Using Bogofilter with Kmail (my setup)
Nigel Henry
cave.dnb at tiscali.fr
Tue Sep 19 16:44:18 CEST 2006
Seeing a request for someone using Bogofilter with Kmail, this is the setup I
use. I did have some initial problems setting it up, but with help from this
list, and the KDE one, along with a bit of logical thinking, Bogofilter is
doing it's job very well, and I find it a lot faster than SA.
On FC2, I'm using the tarball version-1.0.2, Kmail is 1.6.2 (using KDE
3.2.2-14.FC2.2.legacy Red Hat).
Having downloaded, and installed Bogofilter, I used the following procedure,
and don't recollect having to make any changes to /etc/bogofilter.cf.example,
but I've put the relevant part below, if anyone has any comments on it.
#### CUTOFF Values
#
# both ham_cutoff and spam_cutoff are allowed.
# setting ham_cutoff to a non-zero value will
# enable tri-state results (Spam/Ham/Unsure).
#
#ham_cutoff = 0.45 # default
#spam_cutoff= 0.99 # default
#
# for two-state classification:
#
##ham_cutoff = 0.00 # default
##spam_cutoff = 0.99 # default
Back to the plot.
First create a new directory in your /home/username directory named
.bogofilter . This will contain the wordlist database when you start training
Bogofilter.
Second. Create some new folders in Kmail. Kmail uses maildir format as default
for folders, so you just have to write the newfolder name, and OK each one
created.
1st. 2 folders. "Spam" and "NonSpam" . These 2 are for Bogofilters
initial training purposes, and you'll put a bunch of your good mail in the
NonSpam one, and all the spam that turns up in your inbox in the Spam one
(this in my case was before starting to use Bogofilter, as when you start
filtering the mail, no spam will turn up in the inbox). Try not to populate
the "Spam" folder with a bunch of spam you've DL'd from the Internet. It's
much better to use your own spam thats turned up in your inbox.

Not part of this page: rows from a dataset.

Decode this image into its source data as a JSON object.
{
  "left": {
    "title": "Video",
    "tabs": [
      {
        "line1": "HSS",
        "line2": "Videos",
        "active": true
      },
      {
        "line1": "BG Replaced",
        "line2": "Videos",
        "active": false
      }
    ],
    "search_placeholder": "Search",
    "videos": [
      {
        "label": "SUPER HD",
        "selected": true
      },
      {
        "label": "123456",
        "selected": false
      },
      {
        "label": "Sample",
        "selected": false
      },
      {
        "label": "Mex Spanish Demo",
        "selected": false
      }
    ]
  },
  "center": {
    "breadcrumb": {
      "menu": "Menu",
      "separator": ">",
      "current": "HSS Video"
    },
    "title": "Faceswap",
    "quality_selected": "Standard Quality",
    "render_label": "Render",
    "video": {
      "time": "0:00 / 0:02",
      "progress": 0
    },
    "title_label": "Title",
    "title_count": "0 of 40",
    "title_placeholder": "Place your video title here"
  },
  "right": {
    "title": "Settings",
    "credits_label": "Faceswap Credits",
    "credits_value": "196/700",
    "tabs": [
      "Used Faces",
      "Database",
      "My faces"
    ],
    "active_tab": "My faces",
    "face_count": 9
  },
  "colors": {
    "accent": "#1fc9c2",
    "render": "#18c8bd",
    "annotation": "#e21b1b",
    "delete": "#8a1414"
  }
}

Make 3 more folders, named. "spam" , nonspamnew" , and "unsure" . The
spam, and unsure ones are where Bogofilter will filter the spam, and the
stuff that you download, that Bogofilter is unsure about to. All the Ham
will be filtered to the inbox where it belongs.
This is the way I use the various folders that I've created. Having populated
the first 2 (Spam , and NonSpam) with, say, 200 spam mails, and 200 good
mails, I then ran, as user.
bogofilter -sv -B Mail/Spam/cur
This creates the wordlist.db in /home/user/.bogofilter, and adds a load of
words from your spam to the db. Then run.
bogofilter -nv -B Mail/NonSpam/cur
Which will add a load of words from your good e-mails to the database.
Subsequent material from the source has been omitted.